Weber’s wartime newspaper articles and speeches won him enormous prestige: he was asked to help negotiate Germany’s surrender and was spoken of as a presidential candidate for the new German Democratic Party. But his scruples and his health kept him aloof. But for his death in 1920, Weber would surely have been one of the leading figures in the Weimar Republic.

John Patrick Diggins’s Max Weber: Politics and the Spirit of Tragedy is a reasonably good introduction to this daunting personage. Diggins is a pedestrian thinker and an awkward stylist, but he keeps things moving and skillfully balances the public and the personal.
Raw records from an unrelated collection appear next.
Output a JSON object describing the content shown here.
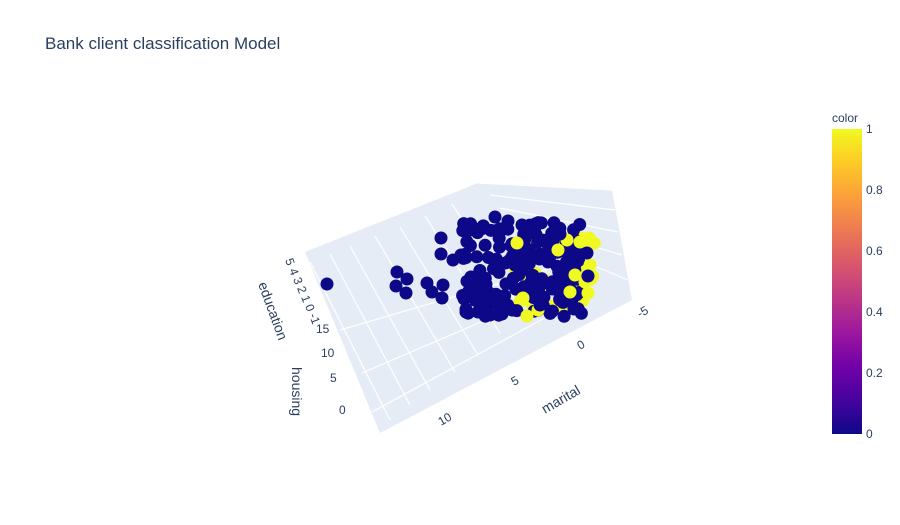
{
  "title": "Bank client classification Model",
  "chart_data": {
    "type": "scatter3d",
    "title": "Bank client classification Model",
    "axes": {
      "x": {
        "title": "marital",
        "ticks": [
          "-5",
          "0",
          "5",
          "10"
        ]
      },
      "y": {
        "title": "education",
        "ticks": [
          "5",
          "4",
          "3",
          "2",
          "1",
          "0",
          "-1"
        ]
      },
      "z": {
        "title": "housing",
        "ticks": [
          "0",
          "5",
          "10",
          "15"
        ]
      }
    },
    "colorbar": {
      "title": "color",
      "ticks": [
        "0",
        "0.2",
        "0.4",
        "0.6",
        "0.8",
        "1"
      ],
      "range": [
        0,
        1
      ],
      "colorscale": [
        "#0d0887",
        "#46039f",
        "#7201a8",
        "#9c179e",
        "#bd3786",
        "#d8576b",
        "#ed7953",
        "#fb9f3a",
        "#fdca26",
        "#f0f921"
      ]
    },
    "series": [
      {
        "color_value": 0,
        "color": "#0d0887"
      },
      {
        "color_value": 1,
        "color": "#f0f921"
      }
    ]
  }
}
Best of all, he quotes abundantly and discriminatingly, so one forgives his own verbal infelicities (e.g.: “in Weber’s estimate, Marx was trying to preserve the perishable by identifying action with the making of history” and “Whether or not methodology would help Weber reestablish his identity, the self’s freedom still depended upon reason as an analytical faculty”).
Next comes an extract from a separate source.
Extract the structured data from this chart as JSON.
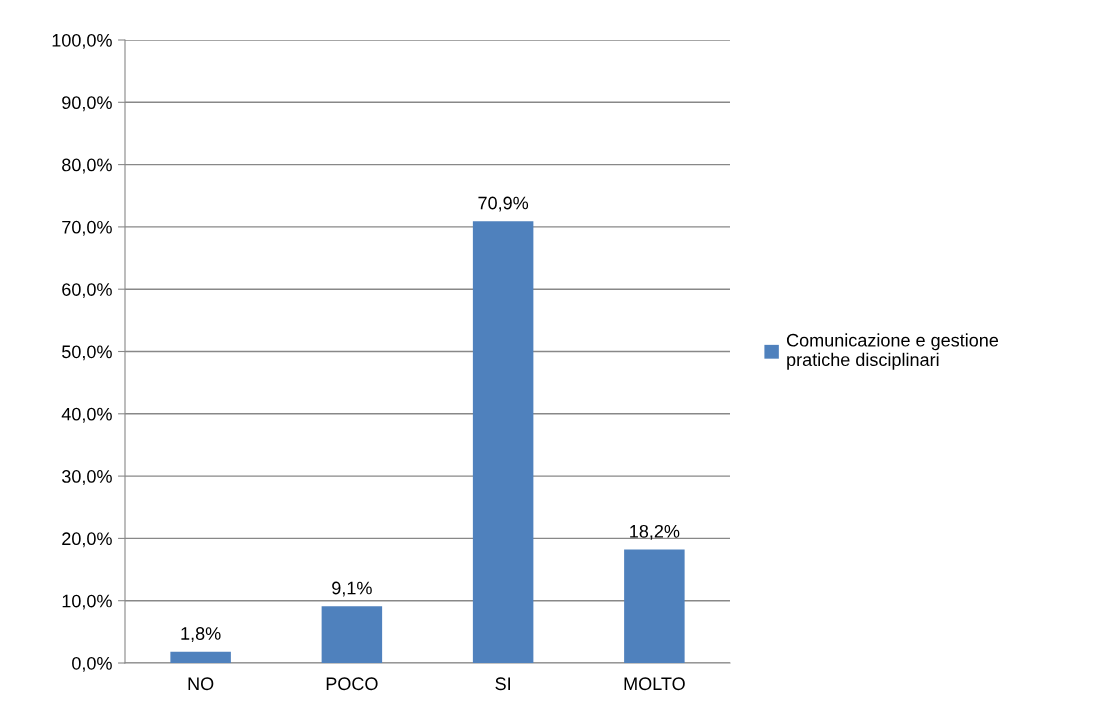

To revise an old saying: what is new in Diggins’s interpretation is good and what is not new is not so good. The book opens with an extended comparison of Tocqueville and Weber, which is original and illuminating. So are Diggins’s account of Weber’s pivotal trip to America in 1904 and his observations about Weber’s temperamental affinities with the Puritans, the Founders, and Lincoln. But about the central questions-- What did Weber’s doubts, hesitations, and qualifications add up to politically: what did he stand for? What should we take away from his frequent, stirring exhortations to “objectivity” and “responsibility” in scholarship and politics? --Diggins is not all that helpful.
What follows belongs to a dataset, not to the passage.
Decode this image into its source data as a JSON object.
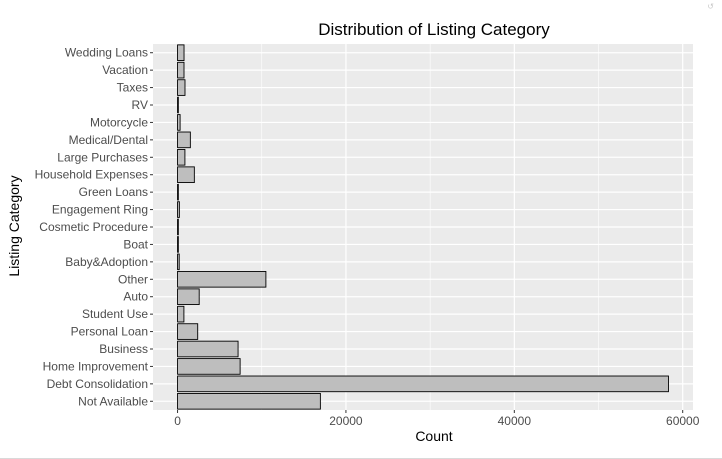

Weber was politically conflicted: “a curious combination,” Diggins writes, “of anarchist impulses and conservative convictions.” That’s a nice phrase, but a little misleading. Jeber’s convictions were radical. He had no illusions about the superior justice or efficiency of capitalism and no doubts about the need for a much higher degree of political and economic equality. But his impulses were conservative. He was supremely attached to the great achievements of European civilization and afraid they would not survive the revolt of the masses. Like Nietzsche and Freud, he despaired of ordinary people-- who were indeed, compared with him, shallow and self-deceiving. He believed in democracy but believed even more fervently in heroism, and he feared the two were incompatible. It was not a foolish fear.

Concluding his famous essay “Politics As a Vocation,” Weber wrote: “What is decisive is a trained relentlessness in viewing the realities of life, and the ability to face such realities and measure up to them inwardly.” About all substantive commitments, religious or secular, revolutionary or conservative, Weber was a relativist. But about intellectual courage and moral seriousness-- which is what he meant, I think, by “objectivity” and “responsibility”-- he was an absolutist. “Relentlessness in viewing the realities of life” is also, arguably, what we admire in Greek tragedy. I am not sure what Diggins means by “tragic,” even though (or perhaps because) he intones the word incessantly; but for me, that heroic relentlessness is what links Weber to “the spirit of tragedy.”